The Duchess of Zeon wrote:
80% of French electrical power already comes from Nuclear, and there haven't been any major French nuclear accidents, have there? I can't believe that isn't a devastating argument in favour of nuclear energy and against the whiners, but it's never brought up.
I listened to Patrick Moore arguing with some "anti-nuclear journalist" on the radio last week, and the journalist had moved on to the old argument about how nuclear is supposedly so expensive, and tried arguing that reprocessing was totally unfeasible because it "just doesn't work" and costs so much.
Moore pointed out the 80% figure for France, that Japan is also heavily reliant on nuclear, that they both use reprocessing extensively, and asked why they would have done so if it were really so unfeasibly expensive - the only retort that the anti-nuclear activist had was that those were "socialist" electrical utilities, that it was all state-run.
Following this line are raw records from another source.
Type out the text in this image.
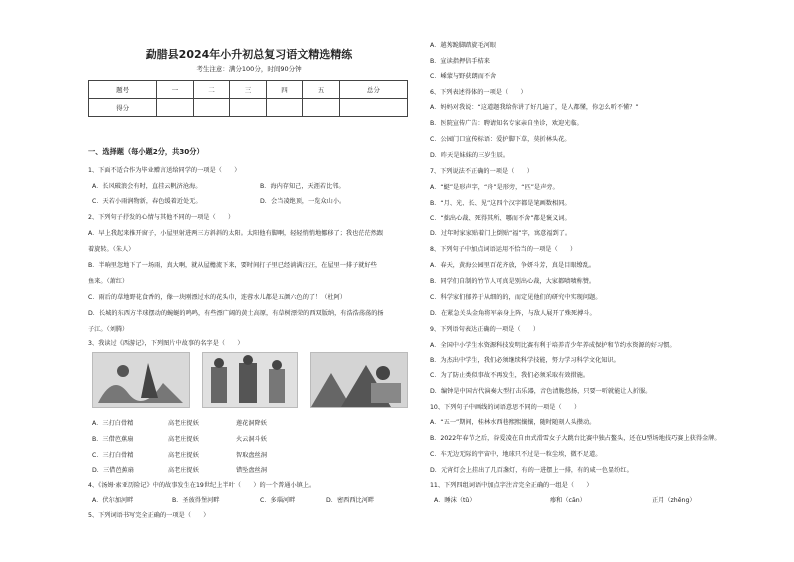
勐腊县2024年小升初总复习语文精选精练
考生注意：满分100分，时间90分钟
题号	一	二	三	四	五	总分
得分						
一、选择题（每小题2分，共30分）
1、下面不适合作为毕业赠言送给同学的一项是（　　）
A．长风破浪会有时，直挂云帆济沧海。	B．海内存知己，天涯若比邻。
C．天若小雨润物新，春色缓着近处无。	D．会当凌绝顶，一览众山小。
2、下列句子抒发的心情与其他不同的一项是（　　）
A．早上我起来推开窗子，小屋里射进两三方斜斜的太阳。太阳他有脚啊，轻轻悄悄地挪移了；我也茫茫然跟
着旋转。（朱人）
B．半晌里忽地下了一场雨，真大啊，就从屋檐流下来，要时间打子里已经淌满汪汪，在屋里一排子就好些
鱼来。（萧红）
C．雨后的草地野花食香的，像一块刚漂过水的花头巾，连蓉水儿都是五颜六色的了！（杜阿）
D．长城的东西方半球摆动的蜿蜒的鸣鸣，有些漂广阔的黄土高原，有草树漂荣的西双版纳，有浩浩荡荡的扬
子江。（刘腾）
3、我读过《西游记》，下列图片中故事的名字是（　　）
A．三打白骨精	高老庄捉妖	莲花洞降妖
B．三借芭蕉扇	高老庄捉妖	火云洞斗妖
C．三打白骨精	高老庄捉妖	智取盘丝洞
D．三借芭蕉扇	高老庄捉妖	错坠盘丝洞
4、《汤姆·索亚历险记》中的故事发生在19世纪上半叶（　　）的一个普通小镇上。
A．伏尔加河畔	B．圣彼得堡河畔	C．多瑙河畔	D．密西西比河畔
5、下列词语书写完全正确的一项是（　　）
A．越莠跪脚踏旋毛河眼
B．宣读指押信手桔来
C．嵊蒙与野获朗而不舍
6、下列表述得体的一项是（　　）
A．妈妈对我说：“这道题我给你讲了好几遍了，是人都懂，你怎么听不懂？”
B．医院宣传广告：聘请知名专家亲自坐诊，欢迎光临。
C．公园门口宣传标语：爱护脚下草，莫折林头花。
D．昨天是妹妹的三岁生辰。
7、下列说法不正确的一项是（　　）
A．“蜓”是形声字，“舟”是形旁，“匹”是声旁。
B．“月、光、长、见”这四个汉字都是笔画数相同。
C．“拙出心裁、死得其所、哪而不舍”都是褒义词。
D．过年时家家贴着门上倒贴“福”字，寓意福到了。
8、下列句子中加点词语运用不恰当的一项是（　　）
A．春天，黄海公园里百花齐放，争妍斗芳，真是目眼缭乱。
B．同学们自制的竹节人可真是别出心裁，大家都啧啧称赞。
C．科学家们郁养于从细的的，而定见他们的研究中实现问题。
D．在紧急关头金角将军亲身上阵，与敌人展开了殊死搏斗。
9、下列语句表达正确的一项是（　　）
A．全国中小学生水资源科技发明比赛有利于培养青少年养成保护和节约水资源的好习惯。
B．为杰出中学生，我们必须继续科学技能，努力学习科学文化知识。
C．为了防止类似事故不再发生，我们必须采取有效措施。
D．编钟是中国古代演奏大型打击乐器，音色清脆悠扬，只要一听就能让人折服。
10、下列句子中画线的词语意思不同的一项是（　　）
A．“五一”期间，桂林水西巷熙熙攘攘，随时随刻人头攒动。
B．2022年春节之后，谷爱凌在自由式滑雪女子大跳台比赛中独占鳌头，还在U型场地技巧赛上获得金牌。
C．车无边无际的宇宙中，地球只不过是一粒尘埃，微不足道。
D．元宵灯会上挂出了几百盏灯，有的一进摆上一排，有的咸一色显纷红。
11、下列四组词语中加点字注音完全正确的一组是（　　）
A．睡沫（tǔ）	瘆和（cān）	正月（zhēng）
Moore said, yeah, well maybe if we're the only ones with private electrical generation, we should rethink that, since electricity is so vital that it could be considered a matter of national security. The activist came back with "well we just shouldn't want socialist programs like that, we wouldn't accept it here."
I'm not sure how many other anti-nuclear activists would go down the anti-socialist line, although an excellent retort would be that we already have some socialist electrical generation here - the Bonneville Power Administration is one example, and it sells electricity so cheaply that Bush was for awhile attempting to force the BPA to charge "market rates" for electricity because it "wasn't fair" that we got cheaper electricity than the rest of the nation.
The Duchess of Zeon wrote:
The city of Astoria for instance might be an ideal place for one of these facilities, with power easily supplied to Portland and coal for the Fischer-Trosch operations hauled in by railroad directly from the east, and plenty of seawater nearby for desalination and hydrogen cracking.
I would weep with joy if such a thing came to fruition. Probably my greatest frustration with Oregon is that it has developed an irrational loathing for nuclear power ever since the Trojan plant turned out to be a lemon, and I'm afraid we'll wind up sticking our thumbs up our asses while everyone else is building actual electrical infrastructure.